Dans toute l'histoire des Nations unies, "seuls huit petits Etats insulaires ont siégé au Conseil de sécurité" comme membres non permanents, a déploré le ministre des Affaires étrangères de Saint-Vincent-et-les-Grenadines, Camillo Gonsalves.

- 52 Etats -

L'ONU classe 52 pays ou territoires, comptant au total 50 millions d'habitants, dans la catégorie des Petits Etats insulaires en développement, dont 37 sont membres des Nations unies.

Le ministre des Affaires étrangères des Fidji Ratu Inoke Kubuabola n'a pas manqué de faire valoir la contribution de certains de ces micro-Etats aux opérations de maintien de la paix de l'ONU, sans commune mesure avec leur taille. Les îles Fidji fournissent ainsi 625 Casques bleus, contre 918 pour la France, 289 pour le Royaume-Uni ou 80 pour les Etats-Unis.

"Les problèmes qu'affrontent les petits Etats insulaires en développement sont des défis mondiaux et il en va de notre responsabilité collective", a reconnu le secrétaire général de l'ONU Ban Ki-moon.

Ils "sont en première ligne de la lutte contre le réchauffement climatique", a souligné M. Ban. Il a dit compter sur le Fonds vert pour le climat géré par l'ONU (100 milliards de dollars par an en 2020) et sur "un accord significatif et universel" à la conférence climatique de Paris en décembre.

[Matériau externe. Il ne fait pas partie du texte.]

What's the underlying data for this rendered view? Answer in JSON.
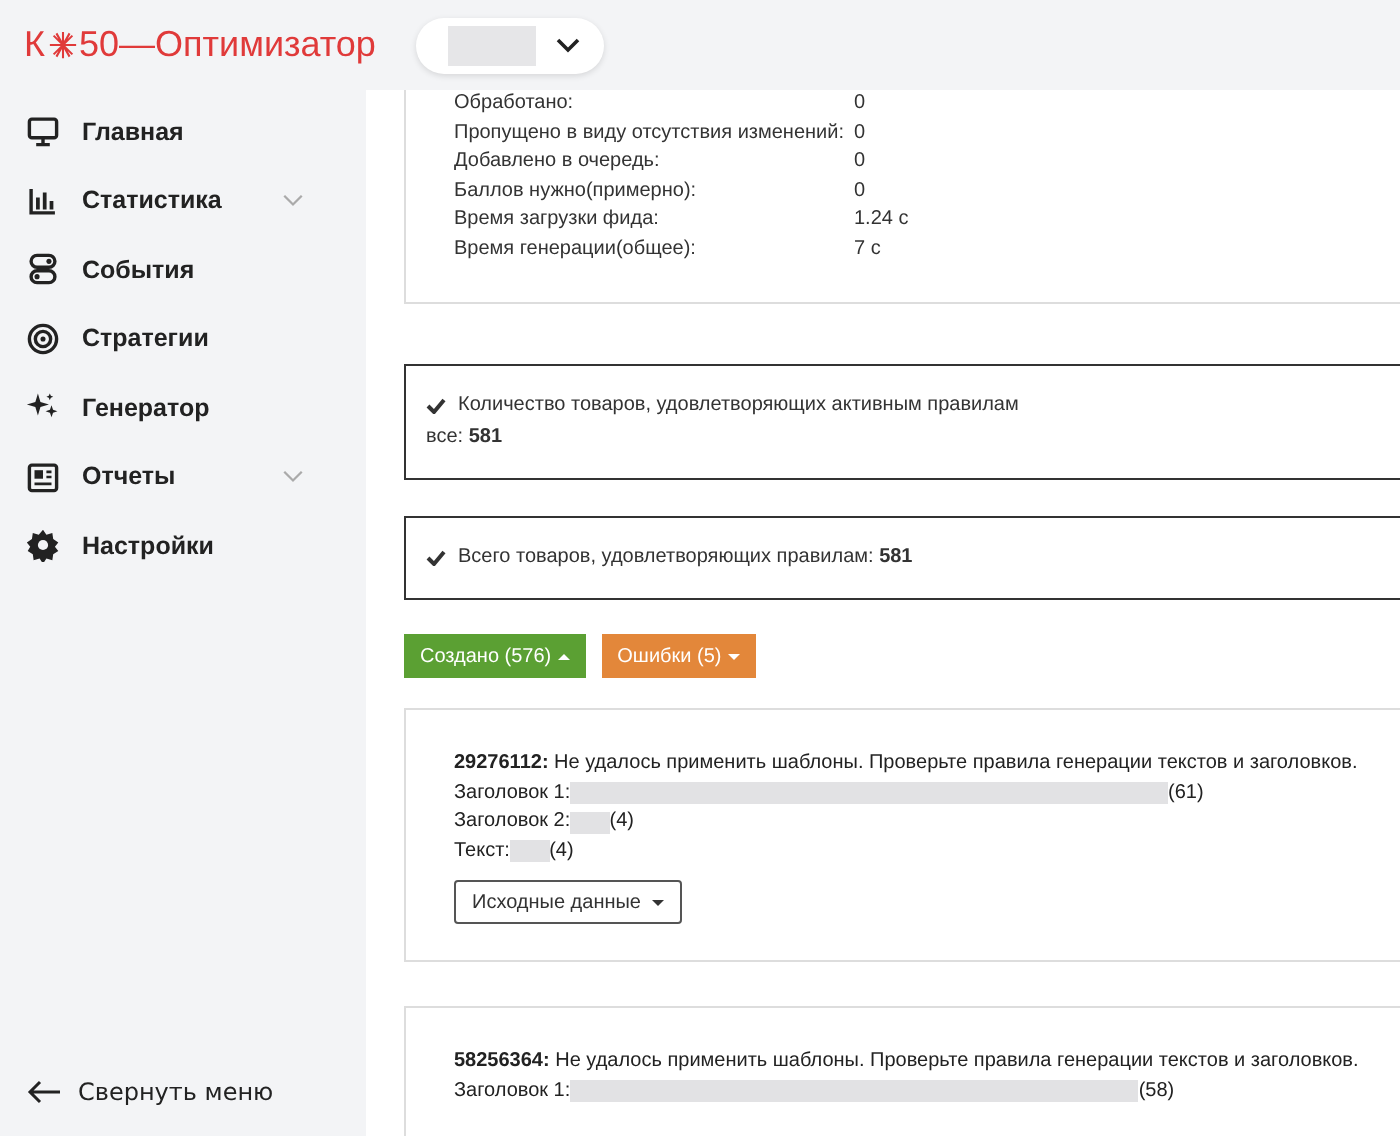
{
  "logo": {
    "prefix": "К",
    "suffix": "50—Оптимизатор"
  },
  "sidebar": {
    "items": [
      {
        "label": "Главная",
        "has_submenu": false
      },
      {
        "label": "Статистика",
        "has_submenu": true
      },
      {
        "label": "События",
        "has_submenu": false
      },
      {
        "label": "Стратегии",
        "has_submenu": false
      },
      {
        "label": "Генератор",
        "has_submenu": false
      },
      {
        "label": "Отчеты",
        "has_submenu": true
      },
      {
        "label": "Настройки",
        "has_submenu": false
      }
    ],
    "collapse": "Свернуть меню"
  },
  "stats": [
    {
      "label": "Обработано:",
      "value": "0"
    },
    {
      "label": "Пропущено в виду отсутствия изменений:",
      "value": "0"
    },
    {
      "label": "Добавлено в очередь:",
      "value": "0"
    },
    {
      "label": "Баллов нужно(примерно):",
      "value": "0"
    },
    {
      "label": "Время загрузки фида:",
      "value": "1.24 с"
    },
    {
      "label": "Время генерации(общее):",
      "value": "7 с"
    }
  ],
  "summaries": [
    {
      "lines": [
        "Количество товаров, удовлетворяющих активным правилам",
        "все: **581**"
      ]
    },
    {
      "lines": [
        "Всего товаров, удовлетворяющих правилам: **581**"
      ]
    }
  ],
  "filter_buttons": [
    {
      "label": "Создано (576)",
      "kind": "success",
      "expanded": true
    },
    {
      "label": "Ошибки (5)",
      "kind": "warning",
      "expanded": false
    }
  ],
  "errors": [
    {
      "id": "29276112:",
      "message": "Не удалось применить шаблоны. Проверьте правила генерации текстов и заголовков.",
      "fields": [
        {
          "label": "Заголовок 1:",
          "count": "(61)"
        },
        {
          "label": "Заголовок 2:",
          "count": "(4)"
        },
        {
          "label": "Текст:",
          "count": "(4)"
        }
      ],
      "source_button": "Исходные данные"
    },
    {
      "id": "58256364:",
      "message": "Не удалось применить шаблоны. Проверьте правила генерации текстов и заголовков.",
      "fields": [
        {
          "label": "Заголовок 1:",
          "count": "(58)"
        }
      ]
    }
  ]
}
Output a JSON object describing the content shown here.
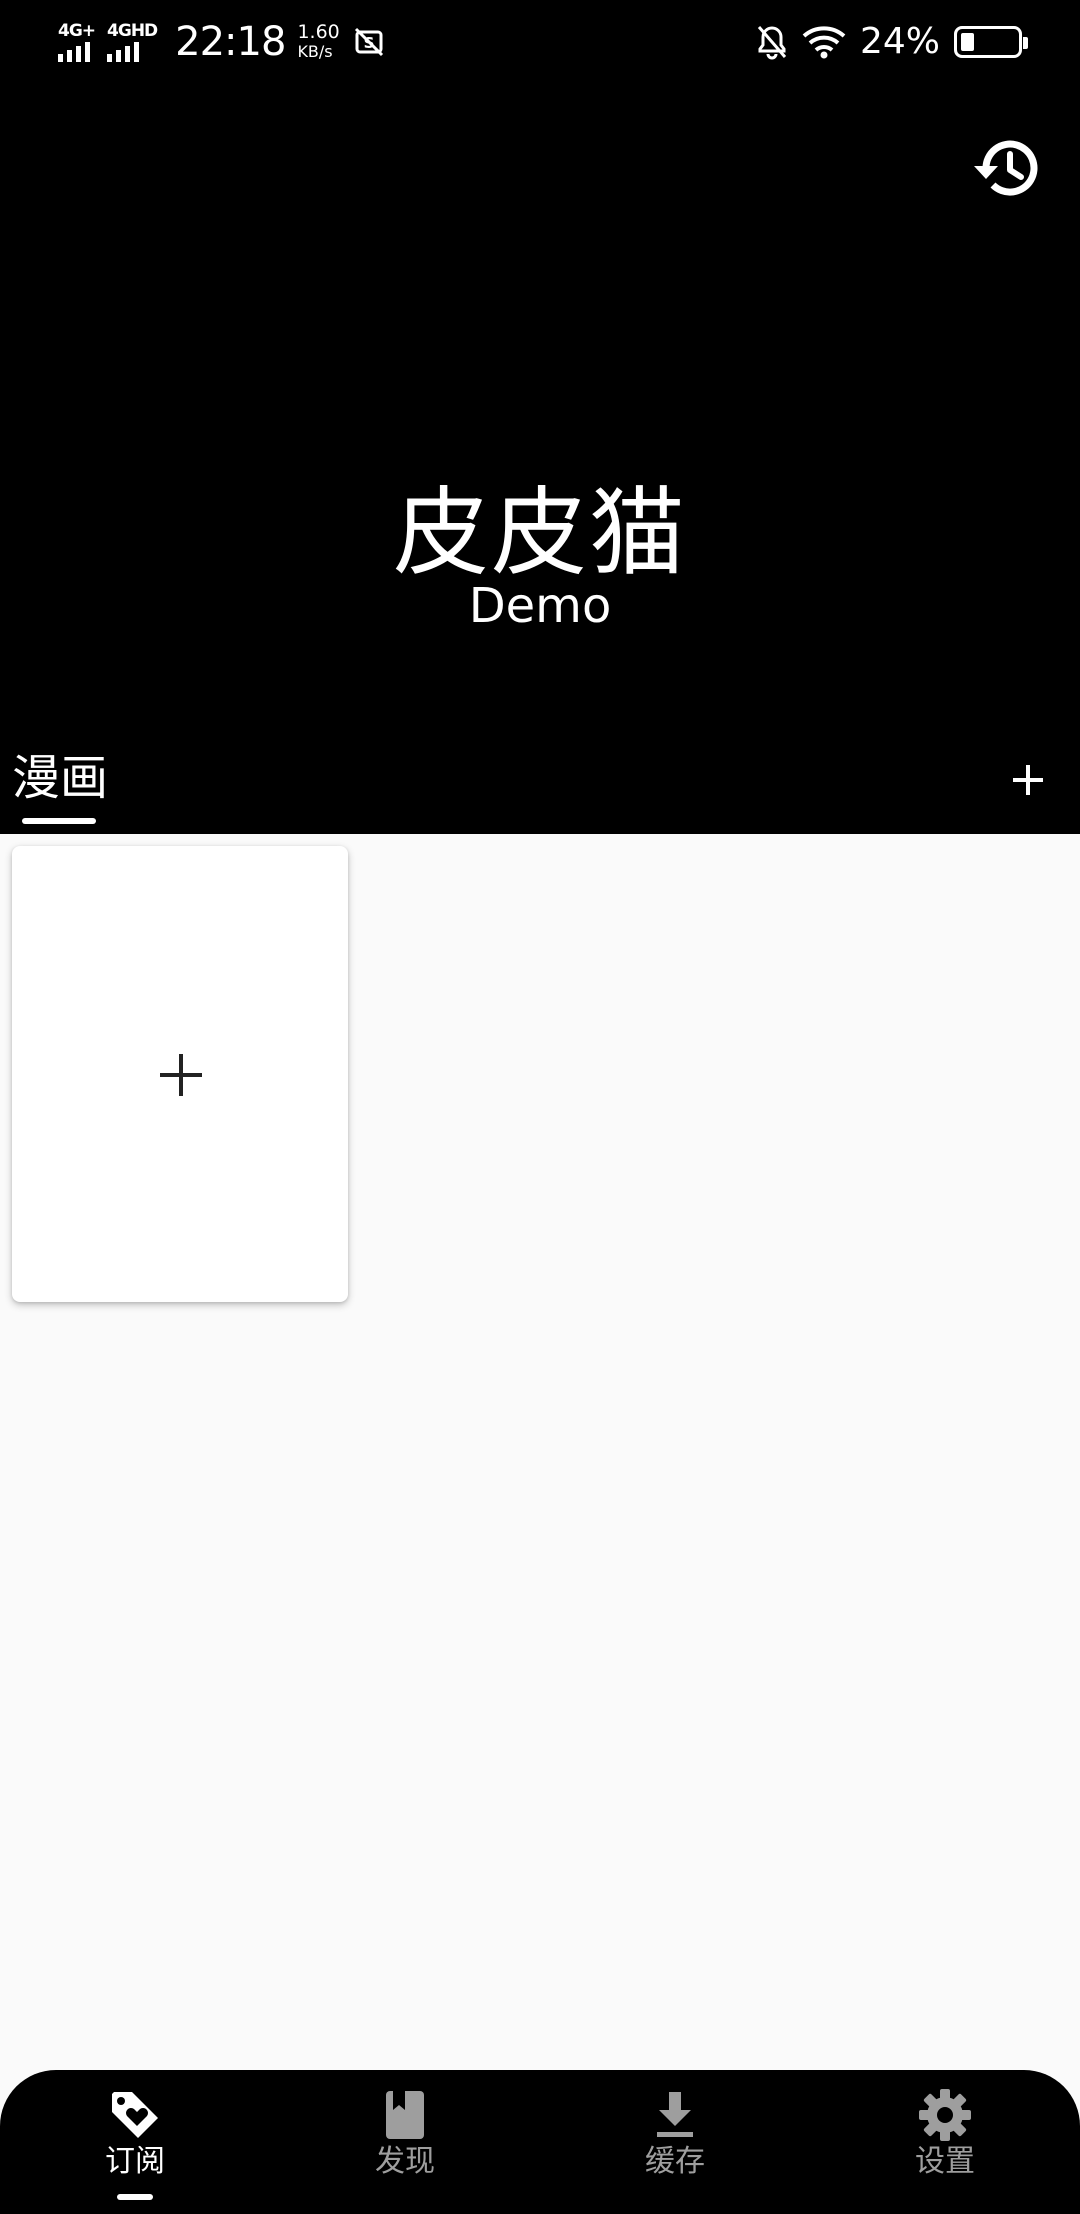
{
  "status_bar": {
    "sim1": "4G+",
    "sim2": "4GHD",
    "time": "22:18",
    "net_speed_value": "1.60",
    "net_speed_unit": "KB/s",
    "battery_percent": "24%",
    "battery_level": 0.24
  },
  "header": {
    "title": "皮皮猫",
    "subtitle": "Demo",
    "tab_label": "漫画"
  },
  "bottom_nav": {
    "items": [
      {
        "label": "订阅",
        "icon": "tag-heart-icon",
        "active": true
      },
      {
        "label": "发现",
        "icon": "book-bookmark-icon",
        "active": false
      },
      {
        "label": "缓存",
        "icon": "download-icon",
        "active": false
      },
      {
        "label": "设置",
        "icon": "gear-icon",
        "active": false
      }
    ]
  },
  "colors": {
    "header_bg": "#000000",
    "content_bg": "#fafafa",
    "card_bg": "#ffffff",
    "nav_active": "#ffffff",
    "nav_inactive": "#9e9e9e"
  }
}
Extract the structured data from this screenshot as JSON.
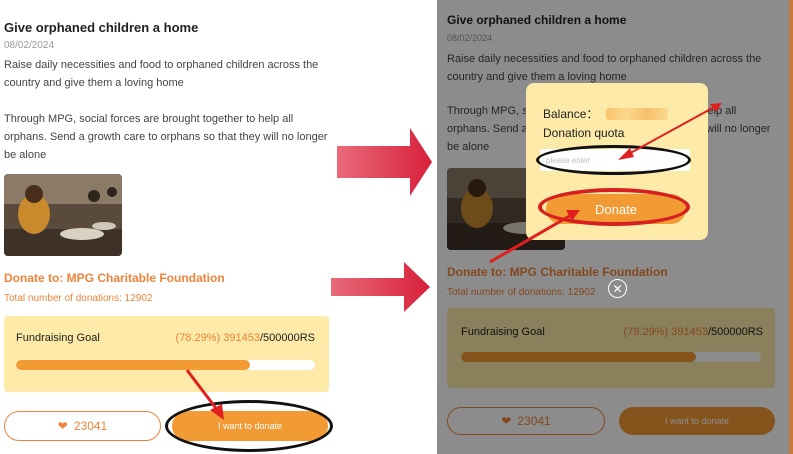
{
  "project": {
    "title": "Give orphaned children a home",
    "date": "08/02/2024",
    "paragraph1": "Raise daily necessities and food to orphaned children across the country and give them a loving home",
    "paragraph2": "Through MPG, social forces are brought together to help all orphans. Send a growth care to orphans so that they will no longer be alone",
    "donate_to": "Donate to: MPG Charitable Foundation",
    "total_donations": "Total number of donations: 12902"
  },
  "fundraising": {
    "label": "Fundraising Goal",
    "percent_text": "(78.29%) ",
    "raised": "391453",
    "target": "/500000RS",
    "progress_fraction": 0.7829
  },
  "actions": {
    "likes": "23041",
    "donate_label": "I want to donate"
  },
  "modal": {
    "balance_label": "Balance：",
    "quota_label": "Donation quota",
    "input_placeholder": "please enter",
    "donate_button": "Donate"
  },
  "icons": {
    "like": "heart-icon",
    "close": "close-circle-icon"
  },
  "colors": {
    "accent": "#f0833a",
    "progress": "#f29a33",
    "panel": "#fde9a8",
    "annotation_red": "#d62020"
  }
}
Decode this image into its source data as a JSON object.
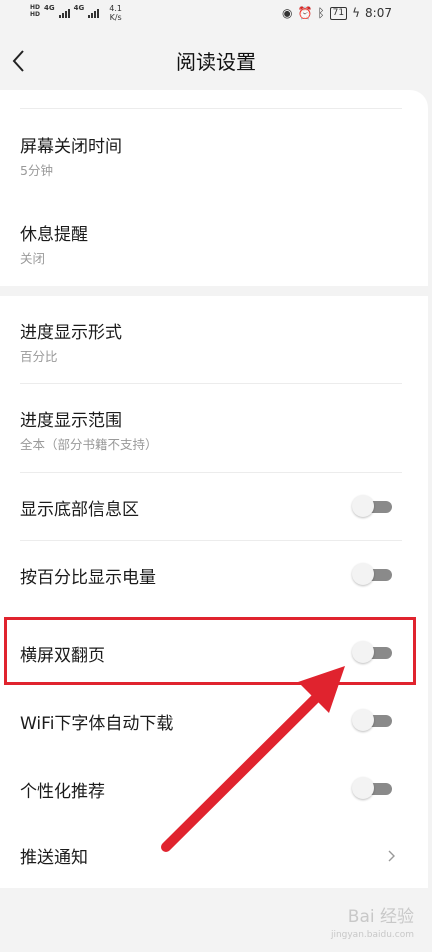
{
  "status_bar": {
    "hd1": "HD",
    "hd2": "HD",
    "net1": "4G",
    "net2": "4G",
    "speed_value": "4.1",
    "speed_unit": "K/s",
    "battery": "71",
    "time": "8:07"
  },
  "header": {
    "title": "阅读设置"
  },
  "settings_group1": [
    {
      "title": "屏幕关闭时间",
      "subtitle": "5分钟"
    },
    {
      "title": "休息提醒",
      "subtitle": "关闭"
    }
  ],
  "settings_group2": {
    "display_style": {
      "title": "进度显示形式",
      "subtitle": "百分比"
    },
    "display_range": {
      "title": "进度显示范围",
      "subtitle": "全本（部分书籍不支持）"
    },
    "show_bottom_info": {
      "title": "显示底部信息区",
      "enabled": false
    },
    "battery_percent": {
      "title": "按百分比显示电量",
      "enabled": false
    },
    "landscape_double_page": {
      "title": "横屏双翻页",
      "enabled": false
    },
    "wifi_font_download": {
      "title": "WiFi下字体自动下载",
      "enabled": false
    },
    "personalized": {
      "title": "个性化推荐",
      "enabled": false
    },
    "push": {
      "title": "推送通知"
    }
  },
  "annotation": {
    "highlight_color": "#e0232e",
    "arrow_color": "#e0232e"
  },
  "watermark": {
    "text": "Bai 经验",
    "sub": "jingyan.baidu.com"
  }
}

"Nous ne pouvons pas aller à Paris (..) avec l'idée que certaines îles pourraient être sacrifiées sur l'autel des manoeuvres politiques et d'une croissance effrénée", a averti le ministre des finances des Seychelles Jean-Paul Adam. "Chaque île compte".

D'autres menaces pèsent sur ces micro-Etats: crime organisé, trafic de drogue, endettement, surpêche, piraterie maritime, terrorisme. "La majeure partie des échanges illégaux dans le monde se fait par mer, qu'il s'agisse du trafic des personnes, de la drogue ou des armes", a expliqué Jean-Paul Adam. "Entourés d'océans, nous sommes les gardiens bleus de la planète mais les espaces océaniques sont bien moins contrôlés que la terre ferme".

Il a affirmé que les Seychelles avaient "brisé le modèle économique" de la piraterie dans l'océan indien en traînant systématiquement en justice les pirates capturés. Mais les islamistes somaliens shebab, a-t-il averti, ont profité du manque de surveillance maritime dans la région.

"Nous sommes venus de loin, à grand frais", a résumé le président des Kiribati, Anote Tong. "A nos peuples qui nous demandent: que peut-on attendre de cette réunion? (..) pouvons-nous répondre: oui, votre existence, vos vies sont importantes ?".

Il a réclamé "une action urgente" pour contrer les effets du changement climatique, avant de saluer le Conseil par une formule traditionnelle de son pays: "Te Mauri, Te Raoi, ao Te Tabomoa" (que la santé, la paix et la prospérité soient avec vous).